Dennis O’Neil: Resurrection
The grass is riz
I wonder where the boidies is…
No matter that if you live in the midwest there may be snow on the ground, and if there isn’t, there was recently. It is, dammit, spring! What you gonna believe, Skippy – your eyes or the calendar?
And to herald spring, here comes one of my favorite holidays – Easter. You know the story: humanity’s savior gets crucified, chills in a tomb for three days, comes out and starts a religion. If you’re into comparative mythology. you can find that similar things happened to earlier deities, including Adonis, Osiris, and Mithra. The myths, and their attendant holidays, celebrate something real – the emotions,including hope, that we desperate humans experience when the long gloom of winter goes away and life returns to the Earth. Our ancestors tended to give phenomena they didn’t understand names and identities. Maybe that tendency still exists in their descendants.
Do we feel that you can’t keep a good god down?
Then what about comic book characters? They seem to have difficulty staying dead, too. I have personally participated in the demise of four that I can immediately remember, all of whom popped out of the afterlife in one form or another, and they’re only a few entries in a rather long list that includes some of the biggies: Superman, Captain America, Robin the Boy/Teen Wonder version two. And then there are the lesser but still prominent characters, including Cap America’s young pal Bucky, Elektra, and one of my personal favorite supporting cast members, Batman’s butler Alfred. (Full disclosure: Alfred wasn’t really dead, only, you know, deadish. For two years.)
And why do I feel compelled to include a spear-carrier who died and stayed dead? We’re talking Larry Lance, the detective husband of the original Black Canary. We gave him a one panel funeral in Justice League of America, sent his widow off to another universe and sweet love with Green Arrow, and forgot about him. Maybe I’ve given Larry a paragraph as a service to serious trivia freaks.
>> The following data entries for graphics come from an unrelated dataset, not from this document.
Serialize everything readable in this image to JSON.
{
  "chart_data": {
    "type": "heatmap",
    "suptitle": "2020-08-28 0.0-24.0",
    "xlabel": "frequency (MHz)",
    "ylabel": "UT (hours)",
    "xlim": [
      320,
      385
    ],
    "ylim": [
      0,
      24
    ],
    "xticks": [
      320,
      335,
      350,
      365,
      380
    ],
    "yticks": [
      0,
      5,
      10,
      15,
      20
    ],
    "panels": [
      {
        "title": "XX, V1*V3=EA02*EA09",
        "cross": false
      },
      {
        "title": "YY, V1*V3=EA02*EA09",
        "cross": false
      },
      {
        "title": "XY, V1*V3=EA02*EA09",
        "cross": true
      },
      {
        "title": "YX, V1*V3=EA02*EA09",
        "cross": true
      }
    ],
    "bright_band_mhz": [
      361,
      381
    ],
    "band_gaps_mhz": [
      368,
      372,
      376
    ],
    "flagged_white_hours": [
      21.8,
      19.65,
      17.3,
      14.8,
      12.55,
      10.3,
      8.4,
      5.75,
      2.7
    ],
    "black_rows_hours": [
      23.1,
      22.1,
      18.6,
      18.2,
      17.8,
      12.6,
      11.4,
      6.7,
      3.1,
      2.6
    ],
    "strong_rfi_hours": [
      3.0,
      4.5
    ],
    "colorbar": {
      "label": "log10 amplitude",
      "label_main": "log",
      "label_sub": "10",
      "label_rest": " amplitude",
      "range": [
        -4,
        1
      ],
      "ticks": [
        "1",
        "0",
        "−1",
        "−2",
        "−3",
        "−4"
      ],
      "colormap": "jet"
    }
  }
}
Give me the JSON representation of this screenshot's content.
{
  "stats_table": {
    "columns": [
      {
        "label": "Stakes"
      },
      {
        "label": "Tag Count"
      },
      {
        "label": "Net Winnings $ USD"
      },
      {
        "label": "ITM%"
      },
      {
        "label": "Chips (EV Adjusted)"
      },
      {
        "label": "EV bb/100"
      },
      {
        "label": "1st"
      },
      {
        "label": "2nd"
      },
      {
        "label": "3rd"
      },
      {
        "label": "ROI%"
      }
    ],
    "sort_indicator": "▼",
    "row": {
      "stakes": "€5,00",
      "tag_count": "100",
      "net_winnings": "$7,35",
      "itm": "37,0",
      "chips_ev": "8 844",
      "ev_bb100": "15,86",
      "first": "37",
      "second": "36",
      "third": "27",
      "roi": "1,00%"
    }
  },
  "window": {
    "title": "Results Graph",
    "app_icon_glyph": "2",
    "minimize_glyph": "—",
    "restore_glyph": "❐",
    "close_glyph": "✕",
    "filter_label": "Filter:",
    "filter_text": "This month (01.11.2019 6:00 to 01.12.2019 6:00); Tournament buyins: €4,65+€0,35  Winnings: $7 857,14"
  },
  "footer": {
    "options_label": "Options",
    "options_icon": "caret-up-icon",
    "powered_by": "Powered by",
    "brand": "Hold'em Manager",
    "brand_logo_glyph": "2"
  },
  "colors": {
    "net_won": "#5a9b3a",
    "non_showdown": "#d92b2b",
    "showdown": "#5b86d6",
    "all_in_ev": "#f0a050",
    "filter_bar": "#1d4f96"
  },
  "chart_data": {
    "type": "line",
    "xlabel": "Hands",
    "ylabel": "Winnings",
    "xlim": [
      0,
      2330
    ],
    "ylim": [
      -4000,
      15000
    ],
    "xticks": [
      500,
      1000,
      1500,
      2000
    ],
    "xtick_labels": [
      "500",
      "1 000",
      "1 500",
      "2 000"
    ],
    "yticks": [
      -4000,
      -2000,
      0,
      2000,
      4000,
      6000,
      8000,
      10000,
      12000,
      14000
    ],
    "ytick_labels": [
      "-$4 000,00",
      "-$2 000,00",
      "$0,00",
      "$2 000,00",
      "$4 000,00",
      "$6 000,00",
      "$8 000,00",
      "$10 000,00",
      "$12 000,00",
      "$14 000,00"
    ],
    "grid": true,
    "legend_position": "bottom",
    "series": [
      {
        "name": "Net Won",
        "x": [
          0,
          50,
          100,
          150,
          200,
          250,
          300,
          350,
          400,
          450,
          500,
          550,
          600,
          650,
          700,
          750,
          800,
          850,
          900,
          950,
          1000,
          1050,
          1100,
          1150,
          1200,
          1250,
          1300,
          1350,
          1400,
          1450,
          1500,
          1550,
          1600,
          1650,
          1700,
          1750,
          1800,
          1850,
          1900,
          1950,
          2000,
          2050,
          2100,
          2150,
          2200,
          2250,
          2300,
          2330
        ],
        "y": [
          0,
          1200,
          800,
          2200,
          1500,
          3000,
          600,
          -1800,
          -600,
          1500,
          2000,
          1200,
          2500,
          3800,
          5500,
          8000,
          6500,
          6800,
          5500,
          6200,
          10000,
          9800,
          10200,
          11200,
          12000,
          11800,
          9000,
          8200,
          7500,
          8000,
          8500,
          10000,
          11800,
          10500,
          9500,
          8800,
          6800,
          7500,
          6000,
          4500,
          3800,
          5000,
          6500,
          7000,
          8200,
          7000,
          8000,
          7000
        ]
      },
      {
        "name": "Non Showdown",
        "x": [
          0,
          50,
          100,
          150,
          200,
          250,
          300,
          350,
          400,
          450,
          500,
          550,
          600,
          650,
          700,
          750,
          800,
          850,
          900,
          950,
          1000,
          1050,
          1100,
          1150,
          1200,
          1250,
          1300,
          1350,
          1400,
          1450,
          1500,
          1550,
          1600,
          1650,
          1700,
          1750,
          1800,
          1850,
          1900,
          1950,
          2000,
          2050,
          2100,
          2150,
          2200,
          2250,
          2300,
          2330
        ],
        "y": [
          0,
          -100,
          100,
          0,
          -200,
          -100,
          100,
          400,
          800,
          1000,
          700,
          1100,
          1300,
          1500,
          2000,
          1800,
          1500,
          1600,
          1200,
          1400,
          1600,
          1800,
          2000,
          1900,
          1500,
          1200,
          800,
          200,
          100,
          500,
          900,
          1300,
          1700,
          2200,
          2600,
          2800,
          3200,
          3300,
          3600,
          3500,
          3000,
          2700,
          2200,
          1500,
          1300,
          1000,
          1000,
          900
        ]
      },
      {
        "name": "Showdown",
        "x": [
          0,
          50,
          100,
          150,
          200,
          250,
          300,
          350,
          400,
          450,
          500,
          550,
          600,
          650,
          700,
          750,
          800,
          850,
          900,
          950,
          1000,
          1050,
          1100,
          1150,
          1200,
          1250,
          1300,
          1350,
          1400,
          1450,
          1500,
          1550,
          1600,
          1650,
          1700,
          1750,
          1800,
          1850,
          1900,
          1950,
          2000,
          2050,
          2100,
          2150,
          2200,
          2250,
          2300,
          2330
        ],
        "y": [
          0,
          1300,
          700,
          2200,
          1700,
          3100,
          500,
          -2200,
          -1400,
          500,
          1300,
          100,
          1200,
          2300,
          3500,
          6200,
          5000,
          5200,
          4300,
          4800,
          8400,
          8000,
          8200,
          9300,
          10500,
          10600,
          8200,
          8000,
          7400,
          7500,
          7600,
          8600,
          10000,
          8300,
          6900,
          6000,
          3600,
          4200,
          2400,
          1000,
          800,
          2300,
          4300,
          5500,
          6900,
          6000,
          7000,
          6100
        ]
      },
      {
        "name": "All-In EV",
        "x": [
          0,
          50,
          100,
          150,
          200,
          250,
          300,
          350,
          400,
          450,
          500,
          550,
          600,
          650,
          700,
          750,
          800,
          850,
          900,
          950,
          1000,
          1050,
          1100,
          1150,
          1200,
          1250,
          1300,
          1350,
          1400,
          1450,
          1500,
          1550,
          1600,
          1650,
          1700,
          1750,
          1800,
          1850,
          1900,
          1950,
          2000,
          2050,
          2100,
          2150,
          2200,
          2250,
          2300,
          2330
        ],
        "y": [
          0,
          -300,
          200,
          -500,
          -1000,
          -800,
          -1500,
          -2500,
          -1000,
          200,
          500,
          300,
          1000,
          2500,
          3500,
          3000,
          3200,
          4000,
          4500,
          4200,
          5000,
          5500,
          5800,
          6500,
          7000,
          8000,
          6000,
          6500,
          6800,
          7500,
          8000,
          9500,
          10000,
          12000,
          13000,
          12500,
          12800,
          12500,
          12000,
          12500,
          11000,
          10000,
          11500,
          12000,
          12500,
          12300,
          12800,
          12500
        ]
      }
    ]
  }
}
But Larry wasn’t even a superheroes and superheroes who die are our subject, so back to them. DC Comics has recently killed two prominent costumed good guys and raised a bit of a stink in the doing. The (late) characters are (were?) yet another incarnation of Batman’s youthful sidekick, Robin, and, evidently, John Stewart, the African American Green Lantern. What’s notable about the Robin is that he is (was) the first of his ilk who was Batman’s biological son. John Stewart? The stakes are a bit higher: he was one of the earliest of comics’ superdoers who wasn’t a white guy and for a time, he was pretty much the only Green Lantern in the DC Universe. I’d say that as fictional beings go, he’ll be missed. (The Robin? No idea.)
But will John (and Robin?) stay deceased? Well, they’re not gods, not exactly (though they are first cousins to the mythological deities). Will they return? History may be nodding its head yes, but I’ll content myself with a shrug.